Medical facilities have regularly been hit, and sometimes completely destroyed, in the government's fight against rebels, though Damascus and Moscow deny they have targeted hospitals. The Observatory also reported strikes in Idlib province, in north-western Syria, where six people were killed in the village of Kafr Jalis on Tuesday night. "We worked through the night to lift the debris and remove the martyrs and surviving civilians, and now we're trying to remove the rubble blocking the roads," said Yahya Arja from the White Helmets civil defence in the province.
The bombardment ended a period of relative respite, particularly in eastern Aleppo, where Moscow halted air strikes on October 18 ahead of a series of brief cease-fires.
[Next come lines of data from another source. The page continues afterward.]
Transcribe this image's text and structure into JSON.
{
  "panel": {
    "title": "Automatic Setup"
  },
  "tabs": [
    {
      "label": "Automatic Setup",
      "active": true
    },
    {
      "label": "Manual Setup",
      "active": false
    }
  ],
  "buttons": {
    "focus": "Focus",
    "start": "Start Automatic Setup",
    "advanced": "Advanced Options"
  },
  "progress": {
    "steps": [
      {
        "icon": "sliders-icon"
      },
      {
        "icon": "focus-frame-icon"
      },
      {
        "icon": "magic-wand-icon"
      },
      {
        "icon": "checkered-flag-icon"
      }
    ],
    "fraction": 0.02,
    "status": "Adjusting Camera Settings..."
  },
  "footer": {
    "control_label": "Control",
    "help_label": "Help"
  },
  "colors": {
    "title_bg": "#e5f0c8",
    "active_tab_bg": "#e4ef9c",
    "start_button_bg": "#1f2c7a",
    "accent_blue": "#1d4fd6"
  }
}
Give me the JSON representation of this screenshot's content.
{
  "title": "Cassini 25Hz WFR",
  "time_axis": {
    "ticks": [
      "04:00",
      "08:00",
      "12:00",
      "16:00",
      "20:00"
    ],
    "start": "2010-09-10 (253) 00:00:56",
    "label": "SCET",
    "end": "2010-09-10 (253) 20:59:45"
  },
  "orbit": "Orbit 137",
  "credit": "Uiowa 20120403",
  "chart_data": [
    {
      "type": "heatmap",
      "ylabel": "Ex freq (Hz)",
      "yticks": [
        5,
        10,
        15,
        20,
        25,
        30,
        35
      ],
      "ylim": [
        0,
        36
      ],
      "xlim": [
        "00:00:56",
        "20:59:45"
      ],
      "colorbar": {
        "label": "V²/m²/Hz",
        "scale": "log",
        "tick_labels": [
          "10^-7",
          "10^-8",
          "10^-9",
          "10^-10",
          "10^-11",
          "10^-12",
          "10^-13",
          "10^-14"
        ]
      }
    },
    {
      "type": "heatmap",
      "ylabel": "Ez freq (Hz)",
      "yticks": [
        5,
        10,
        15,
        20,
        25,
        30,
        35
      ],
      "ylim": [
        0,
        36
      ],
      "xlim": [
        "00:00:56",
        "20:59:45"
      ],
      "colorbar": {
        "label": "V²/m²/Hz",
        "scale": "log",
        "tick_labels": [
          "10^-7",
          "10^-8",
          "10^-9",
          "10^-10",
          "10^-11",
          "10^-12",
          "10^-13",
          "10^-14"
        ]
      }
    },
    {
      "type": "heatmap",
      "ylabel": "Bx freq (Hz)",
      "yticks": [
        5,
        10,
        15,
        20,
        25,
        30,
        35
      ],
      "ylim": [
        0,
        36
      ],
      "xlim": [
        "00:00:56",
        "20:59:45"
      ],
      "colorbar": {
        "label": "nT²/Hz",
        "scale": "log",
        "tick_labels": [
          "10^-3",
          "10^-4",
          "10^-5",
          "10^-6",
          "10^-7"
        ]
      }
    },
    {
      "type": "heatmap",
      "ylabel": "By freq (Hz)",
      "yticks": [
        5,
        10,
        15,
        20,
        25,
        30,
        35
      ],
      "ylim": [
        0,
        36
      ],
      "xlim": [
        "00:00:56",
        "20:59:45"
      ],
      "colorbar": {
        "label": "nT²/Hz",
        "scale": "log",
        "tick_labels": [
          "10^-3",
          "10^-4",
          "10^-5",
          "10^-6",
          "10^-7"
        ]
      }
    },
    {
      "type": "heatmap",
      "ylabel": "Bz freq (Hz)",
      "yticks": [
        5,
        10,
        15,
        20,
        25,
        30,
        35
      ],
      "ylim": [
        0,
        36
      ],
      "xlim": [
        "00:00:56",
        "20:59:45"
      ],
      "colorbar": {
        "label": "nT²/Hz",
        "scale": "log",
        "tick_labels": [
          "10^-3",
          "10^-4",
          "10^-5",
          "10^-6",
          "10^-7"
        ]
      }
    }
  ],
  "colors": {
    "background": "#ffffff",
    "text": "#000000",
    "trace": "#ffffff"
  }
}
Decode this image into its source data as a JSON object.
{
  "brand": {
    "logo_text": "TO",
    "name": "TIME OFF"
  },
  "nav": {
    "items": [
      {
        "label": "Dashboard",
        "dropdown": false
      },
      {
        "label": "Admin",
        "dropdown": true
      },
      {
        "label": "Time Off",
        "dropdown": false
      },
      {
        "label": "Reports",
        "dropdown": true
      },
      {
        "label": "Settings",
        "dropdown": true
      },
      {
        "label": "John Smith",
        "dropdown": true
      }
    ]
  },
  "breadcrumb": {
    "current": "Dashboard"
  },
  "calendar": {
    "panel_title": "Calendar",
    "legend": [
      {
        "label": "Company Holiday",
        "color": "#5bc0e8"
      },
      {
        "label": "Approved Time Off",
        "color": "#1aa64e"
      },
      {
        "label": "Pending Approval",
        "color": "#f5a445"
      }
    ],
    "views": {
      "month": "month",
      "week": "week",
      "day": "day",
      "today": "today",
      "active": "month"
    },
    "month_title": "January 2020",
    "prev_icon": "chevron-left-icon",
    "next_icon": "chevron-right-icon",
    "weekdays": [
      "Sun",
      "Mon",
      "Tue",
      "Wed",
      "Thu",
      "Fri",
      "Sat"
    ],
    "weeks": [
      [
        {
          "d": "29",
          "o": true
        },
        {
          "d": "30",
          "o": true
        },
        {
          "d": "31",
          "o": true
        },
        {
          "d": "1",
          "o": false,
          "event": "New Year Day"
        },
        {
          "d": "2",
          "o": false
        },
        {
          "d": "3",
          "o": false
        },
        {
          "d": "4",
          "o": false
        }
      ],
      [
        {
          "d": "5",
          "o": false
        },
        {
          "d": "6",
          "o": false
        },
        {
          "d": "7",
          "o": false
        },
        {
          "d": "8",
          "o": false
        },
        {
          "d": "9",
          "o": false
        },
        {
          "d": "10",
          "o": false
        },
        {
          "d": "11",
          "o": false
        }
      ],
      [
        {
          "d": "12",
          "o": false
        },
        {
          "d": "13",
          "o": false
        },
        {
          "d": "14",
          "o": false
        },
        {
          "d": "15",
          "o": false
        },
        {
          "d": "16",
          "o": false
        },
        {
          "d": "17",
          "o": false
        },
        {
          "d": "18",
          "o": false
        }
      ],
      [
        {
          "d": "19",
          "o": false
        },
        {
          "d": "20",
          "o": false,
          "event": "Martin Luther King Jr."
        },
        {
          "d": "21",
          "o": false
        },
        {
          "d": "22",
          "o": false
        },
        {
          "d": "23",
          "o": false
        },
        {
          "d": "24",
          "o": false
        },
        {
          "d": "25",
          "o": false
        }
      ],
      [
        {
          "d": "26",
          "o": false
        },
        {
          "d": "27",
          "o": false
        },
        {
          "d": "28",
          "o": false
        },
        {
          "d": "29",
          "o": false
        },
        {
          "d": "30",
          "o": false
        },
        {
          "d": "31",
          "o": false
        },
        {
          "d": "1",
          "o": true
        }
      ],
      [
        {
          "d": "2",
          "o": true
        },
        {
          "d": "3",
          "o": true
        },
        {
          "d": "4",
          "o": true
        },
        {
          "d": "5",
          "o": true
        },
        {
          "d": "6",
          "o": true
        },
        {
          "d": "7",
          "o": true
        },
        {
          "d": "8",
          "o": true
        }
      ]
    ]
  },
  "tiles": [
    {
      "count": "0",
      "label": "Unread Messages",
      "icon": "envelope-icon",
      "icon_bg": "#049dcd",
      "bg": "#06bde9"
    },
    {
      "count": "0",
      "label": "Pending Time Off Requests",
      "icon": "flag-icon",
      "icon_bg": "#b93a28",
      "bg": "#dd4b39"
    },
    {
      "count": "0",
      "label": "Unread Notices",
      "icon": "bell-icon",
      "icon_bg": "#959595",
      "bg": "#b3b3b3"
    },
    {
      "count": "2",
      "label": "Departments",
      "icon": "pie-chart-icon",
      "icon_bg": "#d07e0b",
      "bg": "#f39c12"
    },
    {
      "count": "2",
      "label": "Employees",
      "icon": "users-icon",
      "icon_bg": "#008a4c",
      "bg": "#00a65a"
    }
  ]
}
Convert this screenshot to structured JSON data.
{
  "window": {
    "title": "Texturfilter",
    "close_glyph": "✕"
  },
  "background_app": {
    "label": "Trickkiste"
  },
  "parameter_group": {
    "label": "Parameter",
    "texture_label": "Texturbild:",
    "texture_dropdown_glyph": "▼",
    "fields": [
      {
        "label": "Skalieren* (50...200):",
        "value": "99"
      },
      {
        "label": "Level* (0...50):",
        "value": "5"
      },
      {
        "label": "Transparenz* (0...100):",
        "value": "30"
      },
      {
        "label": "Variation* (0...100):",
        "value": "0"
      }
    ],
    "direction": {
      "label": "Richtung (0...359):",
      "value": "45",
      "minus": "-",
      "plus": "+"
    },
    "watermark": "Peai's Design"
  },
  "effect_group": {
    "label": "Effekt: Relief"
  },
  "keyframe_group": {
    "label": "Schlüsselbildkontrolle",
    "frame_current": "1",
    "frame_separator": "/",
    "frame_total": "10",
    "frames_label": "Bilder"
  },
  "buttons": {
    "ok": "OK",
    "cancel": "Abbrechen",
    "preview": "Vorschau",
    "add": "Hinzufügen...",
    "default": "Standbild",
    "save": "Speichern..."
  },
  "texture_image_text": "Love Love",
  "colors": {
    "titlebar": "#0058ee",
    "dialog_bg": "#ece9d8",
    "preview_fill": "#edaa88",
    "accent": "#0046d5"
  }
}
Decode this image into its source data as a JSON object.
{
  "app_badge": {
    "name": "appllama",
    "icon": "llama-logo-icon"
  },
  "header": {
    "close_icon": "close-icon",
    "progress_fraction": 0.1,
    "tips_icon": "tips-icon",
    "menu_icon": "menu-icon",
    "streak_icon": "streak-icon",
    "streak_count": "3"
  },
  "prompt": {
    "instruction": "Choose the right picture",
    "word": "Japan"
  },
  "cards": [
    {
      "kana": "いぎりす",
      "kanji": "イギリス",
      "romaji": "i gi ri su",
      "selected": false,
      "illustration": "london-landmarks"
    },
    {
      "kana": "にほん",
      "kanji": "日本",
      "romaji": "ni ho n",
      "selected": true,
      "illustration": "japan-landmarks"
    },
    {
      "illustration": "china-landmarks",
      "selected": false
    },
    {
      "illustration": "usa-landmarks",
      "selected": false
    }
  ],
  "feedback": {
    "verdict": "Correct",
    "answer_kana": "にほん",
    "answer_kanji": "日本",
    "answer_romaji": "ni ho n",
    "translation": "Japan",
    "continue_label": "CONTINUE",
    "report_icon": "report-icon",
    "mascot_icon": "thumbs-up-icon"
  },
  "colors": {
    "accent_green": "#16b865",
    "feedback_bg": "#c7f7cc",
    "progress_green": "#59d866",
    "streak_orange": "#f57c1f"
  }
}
The cease-fires were intended to encourage residents and surrendering rebels to leave the east, but few did so, expressing fear of moving into government-held territory.
Food aid stockpiled in the east is all-but-exhausted, with international organisations and their local partners saying they were distributing the final rations in recent days.
No aid has entered the eastern neighbourhoods since government troops surrounded it in mid-July. Once Syria's economic powerhouse, Aleppo has been ravaged by the war that has killed more than 300,000 people across the country since it started in March 2011 with anti-government protests.
Assad ally Russia intervened in September last year in a bid to bolster the government, and on Tuesday said its forces were launching a "major operation" in Idlib and central Homs province, targeting IS and former al Qaeda affiliate Fateh al-Sham Front. But the bombardment has been criticised by both the UN and Washington, with the General Assembly's human rights committee voting overwhelmingly on Tuesday to condemn escalating attacks on civilians. Washington said it had received reports that the latest bombing raids had damaged civilian infrastructure in rebel areas.